Welcome to the first Bibliopole posting. Since my life normally revolves around items of varying antiquity, I thought, in a twist on the old axiom of adapt or die, I'd better jump on the technology bandwagon in order to promote the ancient.


What better first posting then, to discuss the Dodo; and moreover, the missing foot of said extinct bird. In Robert Hubert's Catalogue of Many Natural Rarities, 1665, a dodo's foot appears in the inventory as 'legge of a Dodo'.

In 1681, Nehemiah Grew described the same piece of anatomy in his Musaeum Regalis Societatis:

The leg here preserved [at the Royal Society] is covered with a reddish yellow scale. Not much above four inches long; yet above five in thickness, or round about the joints: wherein though it be inferior to that of an Ostrich or Cassoary, yet joined with its shortness, may render of it almost equal strength.

Later, in 1793, George Shaw and Frederick Nodder illustrated this foot in their The Naturalist's Miscellany, an image of which is at the top of this post (plate 143), together with an explanatory text, including Grew's words above. Earlier in the work, they had published an image of the whole bird (plate 123):

By this time, of course, the dodo had been extinct for about a hundred years, and Shaw and Nodder were perplexed whether the bird was in actual fact an albatross:

can it be possible that an Albatross, (Diomeda exulans Lin.) not fully grown, and inaccurately represented by a draughtsman, may have given rise to the supposed existence of the Dodo?

It still seems amazing that so little evidence survives of the bird. Errol Fuller has pulled together all the evidence to show that only 16 written accounts, contemporary of the bird during its brief co-existence with humans, have come down to us; and there are only 15 original illustrations (Shaw & Nodder's is probably derived from the famous Savery picture in the Natural History Museum, London).
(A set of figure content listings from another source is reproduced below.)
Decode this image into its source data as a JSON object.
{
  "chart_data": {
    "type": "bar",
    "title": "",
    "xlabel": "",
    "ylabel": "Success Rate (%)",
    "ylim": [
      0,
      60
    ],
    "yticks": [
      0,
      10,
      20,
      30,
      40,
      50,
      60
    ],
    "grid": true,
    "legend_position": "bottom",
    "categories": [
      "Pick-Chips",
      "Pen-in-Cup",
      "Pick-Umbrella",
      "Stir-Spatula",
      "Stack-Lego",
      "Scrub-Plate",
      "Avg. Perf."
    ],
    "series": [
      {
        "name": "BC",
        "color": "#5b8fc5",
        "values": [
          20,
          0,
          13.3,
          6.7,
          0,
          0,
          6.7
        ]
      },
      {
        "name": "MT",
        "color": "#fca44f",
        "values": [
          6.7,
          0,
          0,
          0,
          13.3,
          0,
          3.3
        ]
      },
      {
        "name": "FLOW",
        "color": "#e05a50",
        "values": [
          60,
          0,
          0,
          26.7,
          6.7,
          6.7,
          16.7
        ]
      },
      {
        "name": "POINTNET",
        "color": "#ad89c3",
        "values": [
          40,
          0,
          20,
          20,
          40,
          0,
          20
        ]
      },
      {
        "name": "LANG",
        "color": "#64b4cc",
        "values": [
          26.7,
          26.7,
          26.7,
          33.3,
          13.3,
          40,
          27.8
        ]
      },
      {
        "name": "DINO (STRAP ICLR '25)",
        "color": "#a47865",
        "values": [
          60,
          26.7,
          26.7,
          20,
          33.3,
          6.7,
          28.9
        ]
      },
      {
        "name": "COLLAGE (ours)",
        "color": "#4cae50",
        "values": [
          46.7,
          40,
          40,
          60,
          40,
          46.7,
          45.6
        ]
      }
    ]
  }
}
The physical remains are extremely scant: there's the Oxford Dodo, the skulls in Copenhagen and Prague, and a rather slight assemblage of bones from the Mare aux Songes. Alas, the British Museum foot, like the species itself, is missing. Shaw & Nodder saw it in the museum, and made the only known illustration of it. The foot entered the British Museum from the Royal Society sometime during the 18th-century. It was then moved from the museum in Bloomsbury to the new Natural History Museum site in South Kensington in the 19th-century, and within living memory was safely kept there. Sometime during the second-half of the 20th century it disappeared. As Fuller says, 'Whether stolen, accidentally destroyed or simply misfiled is not known'.

Shaw & Nodder's Naturalist's Miscellany is coming up for sale in Christie's auction of Valuable Printed Books and Manuscripts on Wednesday 3 June, at 10.30am, lot 87, estimated £12,000-18,000.